Created: 2016-02-19 13:28:46.198
Updated: 2016-02-19 13:28:46.198


Author: kbraak@gbif.org
Created: 2016-02-19 17:23:15.969
Updated: 2016-02-19 17:23:15.969
        
Thanks for submitting this issue Christian.

I'm cc'ing [~anmnielsen] to ask if she knows any reason why our Registry doesn't sync the Node title from the Directory/IMS. For example, this inconsistency meant that the Directory/IMS showed the correct title "Belgian Biodiversity Platform", whereas our Registry was out-of-date with the old name "Belgian Biodiversity Information Facility".

And then there is the problem of updating the publisher entries in our Registry. For example, BeBIF Provider is equal to the Belgian Biodiversity Platform. Sadly, it was also out of date with the wrong contact information for the Node manager. I had to manually go in and change this yesterday.

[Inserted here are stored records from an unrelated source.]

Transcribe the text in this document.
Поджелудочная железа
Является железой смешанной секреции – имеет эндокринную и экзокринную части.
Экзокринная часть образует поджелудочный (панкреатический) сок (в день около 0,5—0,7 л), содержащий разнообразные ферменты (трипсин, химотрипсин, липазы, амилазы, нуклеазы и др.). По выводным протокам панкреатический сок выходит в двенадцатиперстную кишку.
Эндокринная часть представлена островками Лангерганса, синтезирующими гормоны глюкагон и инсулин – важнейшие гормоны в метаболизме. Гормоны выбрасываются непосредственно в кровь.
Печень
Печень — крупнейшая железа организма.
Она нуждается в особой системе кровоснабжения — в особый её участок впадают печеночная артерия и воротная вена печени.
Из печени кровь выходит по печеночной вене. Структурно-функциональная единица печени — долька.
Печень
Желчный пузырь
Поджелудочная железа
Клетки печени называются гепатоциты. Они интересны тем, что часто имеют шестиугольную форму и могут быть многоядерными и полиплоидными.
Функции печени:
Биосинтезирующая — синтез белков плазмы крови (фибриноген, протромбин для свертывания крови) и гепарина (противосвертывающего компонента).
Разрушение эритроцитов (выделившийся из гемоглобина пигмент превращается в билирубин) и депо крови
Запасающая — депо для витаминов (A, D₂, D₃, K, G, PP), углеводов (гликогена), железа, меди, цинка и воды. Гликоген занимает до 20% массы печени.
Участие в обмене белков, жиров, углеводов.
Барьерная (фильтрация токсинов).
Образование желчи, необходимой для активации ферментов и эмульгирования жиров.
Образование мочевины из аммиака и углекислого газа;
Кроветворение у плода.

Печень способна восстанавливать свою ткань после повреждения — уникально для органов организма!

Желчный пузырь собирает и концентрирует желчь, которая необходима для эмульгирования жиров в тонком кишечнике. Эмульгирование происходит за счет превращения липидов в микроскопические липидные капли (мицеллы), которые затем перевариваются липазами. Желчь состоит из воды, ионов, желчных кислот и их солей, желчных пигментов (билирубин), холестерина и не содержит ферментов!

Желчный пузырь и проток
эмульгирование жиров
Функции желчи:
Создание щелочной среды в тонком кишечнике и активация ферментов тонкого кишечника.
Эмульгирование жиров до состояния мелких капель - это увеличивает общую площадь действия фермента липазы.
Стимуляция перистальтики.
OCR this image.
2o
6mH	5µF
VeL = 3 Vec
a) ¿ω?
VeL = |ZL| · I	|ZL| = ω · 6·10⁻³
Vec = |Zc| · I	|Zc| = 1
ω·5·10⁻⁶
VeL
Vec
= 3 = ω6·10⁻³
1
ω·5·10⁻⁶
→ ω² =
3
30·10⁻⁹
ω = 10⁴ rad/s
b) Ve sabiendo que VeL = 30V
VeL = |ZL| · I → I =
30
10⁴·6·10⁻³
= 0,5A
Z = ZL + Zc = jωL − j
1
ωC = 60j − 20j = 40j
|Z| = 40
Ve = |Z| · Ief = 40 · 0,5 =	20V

I learned that once a year, Marlene & [~anmnielsen] contact Nodes to get their updated information. Unfortunately while that information is updated in the Directory/IMS for Nodes/Participants, the updates don't trickle down into our Registry.

An improvement would be to ask Nodes to also review their list of registered publishers, and report updates just like they do for Nodes/Participant entries.

You don't have to dig far before discovering some serious inconsistencies between the Directory/IMS and our Registry. An improved workflow is seriously needed to maintain the information up-to-date. Thanks.
    


Author: anmnielsen
Created: 2016-02-23 16:28:05.997
Updated: 2016-02-23 16:28:05.997
        
Hi [~kbraak@gbif.org] - I have no idea why the Registry does not sync the Node title from the Directory. It is very unfortunate, and I understand that [~cgendreau] is looking into possible ways to avoid the duplicate systems. If this is not possible, we should see if we can get some sort of alert system so that it is easy to see what has been changed/added to the Directory.
For the time being I will ask the relevant Admin people to report any changes to the Nodes information in the Registry to you.
I will also ask Marlene to add a request for the nodes to review the endorsed data publisher list when she contacts the nodes.
    


Author: cgendreau
Comment: Let me check with [~jlegind@gbif.org], we have other solutions.
Created: 2016-02-23 17:39:01.412
Updated: 2016-02-23 17:39:01.412


Author: cgendreau
Created: 2016-04-15 15:56:45.82
Updated: 2016-04-15 15:56:45.82
        
There is a new CLI target in the registry-cli called "directory-update" since registry 2.50 for that purpose.

Each night, changes made in the Directory Node and Participant are applied to the Node in the registry. This is only applied to modification and creation of entities. No entities will be deleted (or flagged as deleted) by this process.

This process will also remove acronyms from the titles in the registry. This can have an impact on the search. The acronyms should be available in the 'node' database of the registry.